Though the names were designated last year, the ceremony and its emphasis on France’s fundamental values of liberty, equality and fraternity takes on special meaning in a country still shaken by deadly attacks in January on a newspaper and kosher market.
French president Francois Hollande made the link between ancient and new hatreds in a solemn speech at the Pantheon, a resting place for heroes of the French Republic.
“The French stood up on January 11 because they are never afraid of defending freedom,” Hollande said in a reference to the more than a million people who gathered in the streets of Paris and other French cities following the attacks. “Every generation has a duty to remain vigilant, a duty to resist.”
The lives of the four honored figures symbolize “steadiness, commitment and courage,” Hollande said.
Coffins representing the two women and two men — Genevieve de Gaulle-Anthonioz, Germaine Tillion, Pierre Brossolette and Jean Zay — were escorted through Paris streets for public viewing Tuesday, and will be interred Thursday after a sound-and-light show Wednesday night.
The women’s induction is purely symbolic: Their coffins contain only soil from their gravesites, because their families didn’t want the bodies exhumed.
Their inclusion is meant to send a message that women, too, made French history, in the context of a government push to promote gender equality.
Previously, only one woman was honored in the Pantheon: Marie Curie, the Nobel Prize-winning chemist whose ashes were interred there in 1995. Another woman was buried there, Sophie Berthelot, but only as the wife of politician Marcellin Berthelot.
The induction will bring those honored in the Pantheon to three women and 74 men.
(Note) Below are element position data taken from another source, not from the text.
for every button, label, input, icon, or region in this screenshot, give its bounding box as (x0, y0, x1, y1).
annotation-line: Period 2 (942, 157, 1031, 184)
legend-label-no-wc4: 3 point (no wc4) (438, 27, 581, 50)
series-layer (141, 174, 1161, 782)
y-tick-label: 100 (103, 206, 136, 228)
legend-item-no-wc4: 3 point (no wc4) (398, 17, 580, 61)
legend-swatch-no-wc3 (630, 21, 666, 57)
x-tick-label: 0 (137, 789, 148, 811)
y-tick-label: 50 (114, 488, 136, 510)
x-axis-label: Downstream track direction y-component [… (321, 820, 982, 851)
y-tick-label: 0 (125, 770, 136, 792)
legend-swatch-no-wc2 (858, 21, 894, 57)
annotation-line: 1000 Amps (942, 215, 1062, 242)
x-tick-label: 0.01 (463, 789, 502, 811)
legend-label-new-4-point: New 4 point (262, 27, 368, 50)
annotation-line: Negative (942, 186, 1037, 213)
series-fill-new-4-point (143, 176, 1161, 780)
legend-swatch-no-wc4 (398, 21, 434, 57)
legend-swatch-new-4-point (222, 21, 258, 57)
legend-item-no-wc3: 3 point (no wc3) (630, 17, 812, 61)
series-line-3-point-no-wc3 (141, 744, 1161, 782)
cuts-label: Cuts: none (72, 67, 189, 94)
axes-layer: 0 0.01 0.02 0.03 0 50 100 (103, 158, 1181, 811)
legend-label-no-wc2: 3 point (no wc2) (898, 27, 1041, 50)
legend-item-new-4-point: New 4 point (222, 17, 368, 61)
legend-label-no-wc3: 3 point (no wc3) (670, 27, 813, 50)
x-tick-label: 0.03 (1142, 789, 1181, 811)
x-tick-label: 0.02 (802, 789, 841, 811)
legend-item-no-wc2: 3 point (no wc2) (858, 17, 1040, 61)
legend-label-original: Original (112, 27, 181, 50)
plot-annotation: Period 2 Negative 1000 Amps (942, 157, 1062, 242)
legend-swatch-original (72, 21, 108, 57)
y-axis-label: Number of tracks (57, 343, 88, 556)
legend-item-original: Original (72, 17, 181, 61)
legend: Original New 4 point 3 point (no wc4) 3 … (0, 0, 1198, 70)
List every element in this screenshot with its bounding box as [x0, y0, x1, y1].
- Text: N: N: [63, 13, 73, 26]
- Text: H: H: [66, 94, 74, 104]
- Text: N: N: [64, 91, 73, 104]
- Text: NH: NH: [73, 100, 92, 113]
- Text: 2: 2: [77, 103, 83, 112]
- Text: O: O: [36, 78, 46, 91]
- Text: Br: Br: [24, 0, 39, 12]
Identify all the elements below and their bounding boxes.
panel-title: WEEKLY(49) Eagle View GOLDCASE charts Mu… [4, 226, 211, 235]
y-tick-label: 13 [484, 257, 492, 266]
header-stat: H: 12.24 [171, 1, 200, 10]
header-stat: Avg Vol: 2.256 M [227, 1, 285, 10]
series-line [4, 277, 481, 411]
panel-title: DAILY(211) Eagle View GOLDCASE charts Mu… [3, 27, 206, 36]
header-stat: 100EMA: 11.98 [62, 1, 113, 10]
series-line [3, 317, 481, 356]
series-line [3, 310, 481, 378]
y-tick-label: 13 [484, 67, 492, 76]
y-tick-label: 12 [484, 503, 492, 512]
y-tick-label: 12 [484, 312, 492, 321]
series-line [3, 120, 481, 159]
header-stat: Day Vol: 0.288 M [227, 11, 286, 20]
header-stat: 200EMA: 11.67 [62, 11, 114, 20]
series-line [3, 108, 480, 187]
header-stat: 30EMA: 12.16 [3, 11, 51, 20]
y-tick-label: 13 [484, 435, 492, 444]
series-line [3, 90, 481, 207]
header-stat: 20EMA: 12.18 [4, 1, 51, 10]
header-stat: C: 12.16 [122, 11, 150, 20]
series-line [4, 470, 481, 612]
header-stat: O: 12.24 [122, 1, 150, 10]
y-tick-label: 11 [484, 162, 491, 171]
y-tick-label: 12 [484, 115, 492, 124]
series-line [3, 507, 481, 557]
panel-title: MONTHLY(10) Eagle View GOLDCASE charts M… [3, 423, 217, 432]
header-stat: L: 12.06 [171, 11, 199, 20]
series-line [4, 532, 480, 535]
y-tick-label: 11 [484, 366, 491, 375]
The writer Victor Hugo was the first person so honored, in 1885.
Hollande has chosen to honor people who had “exemplary lives,” said Constance Riviere, the president’s adviser on the matter. “They all stood up extremely young (against the Nazis)… they all represent France’s pride.”
De Gaulle-Anthonioz — a niece of Gen. Charles de Gaulle— and Tillion joined the Resistance shortly after Nazi occupation in 1940. Both were active in a Resistance unit based in the Musee de l’Homme, a Paris anthropology museum. Eventually both were captured and shipped to a concentration camp in Ravensbrueck, Germany.
After the war, De Gaulle-Anthonioz dedicated her life to fighting poverty and died in 2002 aged 81. Tillion became a renowned ethnologist and died in 2008 at the age of 100.
Brossolette, also based at the museum, led several missions as an intelligence agent for de Gaulle’s Free France, and became a Resistance spokesman on the BBC. Arrested and tortured in 1944, he threw himself out of a window and died of his wounds, to avoid disclosing information.
Zay was France’s education minister before the war. He went to Morocco in 1940, intending to form a resistance government in North Africa. He was arrested but continued his resistance efforts from prison. He was assassinated by the French militia, a paramilitary force of the collaborationist Vichy regime, in 1944.